The bloody fountain symbolises opposition to the arms fair.

The bloody fountain symbolises opposition to the arms fair.

Activists in NESEHNUTÍ and other local people organised direct action against the IDET arms fair in an engaging and imaginative way. For example, they dressed as members of the “clown army” and attended a drinks reception for delegates, managing to hand a high ranking military officer a mock atomic weapon before being dragged out by police.

Activists made the waters of a fountain in the centre of Brno run red to highlight the blood flowing through the city as arms dealers profited from death and destruction. A press release drew attention to the bloody fountain and other activities, resulting in a story in the national press, together with a photo of women displaying and selling weapons at IDET.

Different Fest events took place in the faculty of social sciences at the university and the independent cinema. NESEHNUTÍ organised a range of talks, discussions and film screenings to make people aware of the effects of the arms trade and to encourage debate about how to control it or whether we should be aiming to stop it all together.

Amnesty international showed films about the Arms Trade Treaty (ATT) and spoke about celebrating its eventual success at the United Nations. That week they started a new campaign in the Czech Republic to fight against a weakening of current Czech legislation which could mean that if only one of the three ministers who currently all have to sign arms exports licences didn’t agree, the licence could still be awarded.

CAAT at Different Fest

I spoke on behalf of Campaign Against Arms Trade (CAAT), explaining how CAAT was working for a world free of the arms trade.

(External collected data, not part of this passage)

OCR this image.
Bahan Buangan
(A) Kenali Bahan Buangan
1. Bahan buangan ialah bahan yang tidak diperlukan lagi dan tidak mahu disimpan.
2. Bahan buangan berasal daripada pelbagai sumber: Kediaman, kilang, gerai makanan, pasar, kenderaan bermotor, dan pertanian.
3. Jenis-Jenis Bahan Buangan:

I explained how the UK government simultaneously supported the ATT while also putting money and resources into promoting arms exports, and its declared belief in democratic movements while selling arms to deeply repressive regimes like Saudi Arabia.

I tried to emphasise that when fighting something as huge as the arms trade, it is important to remember that change is possible and that just over two hundred years ago the UK supported, participated in and profited from the trans-atlantic slave trade – a massive multinational, hugely profitable, and wholly immoral business, which is now seen as completely wrong and banned in international law.

The main part of my talk was about the creative actions against the arms trade that have been taking place in the UK in the last year, such as disrupting arms dealers’ dinners, banner dropping at arms conferences, and creating havoc via singing and coughing at BAE’s AGM. I tried to show that even a fairly small group of people could make a very strong opposition to this deadly trade.

Responding to the arms lobby

IDET arms fair

IDET arms fair

During the week Jiri Hynek, the president of Czech armament lobbying organization, DSIA, stated in the Czech Senate that he wanted to see Czech companies exporting weapons to Mali, the Democratic Republic of Congo, Vietnam, Yemen, Libya, Pakistan and Somalia – all countries in conflict or involved in human rights abuses.

NESEHNUTÍ responded with a press release damning the statement, which resulted in many articles and a radio interview. I helped by getting quotes and examples from Professor Soloman Nkesiga of Bishop Stuart University in Uganda who is studying ethnic conflicts in East Africa.

Professor Nkesiga spoke at a question and answer session after a showing of a film about how Congo is being destroyed by conflict and violence. He told of cargo planes which were supposedly carrying in clean water but were actually taking in arms and taking out precious minerals. He made clear that the arms trade was part of the reason for the continuing conflicts in Congo.

At the end of the week Different Fest brought opposition to the arms trade to the  centre of Brno, organising a free concert in a public park. Bands played and organisations displayed their resources and talked with the public. Milan Stefanec, an activist and founding member of NESEHNUTÍ, spoke about organising opposition to the arms fair in Brno.

It was great to leave knowing that CAAT and NESEHNUTÍ will go on to support each other in opposing the arms trade, through European Network Against Arms Trade, Different Fest and maybe other projects. And it was especially encouraging to see a movement against the arms trade being built in the Czech Republic.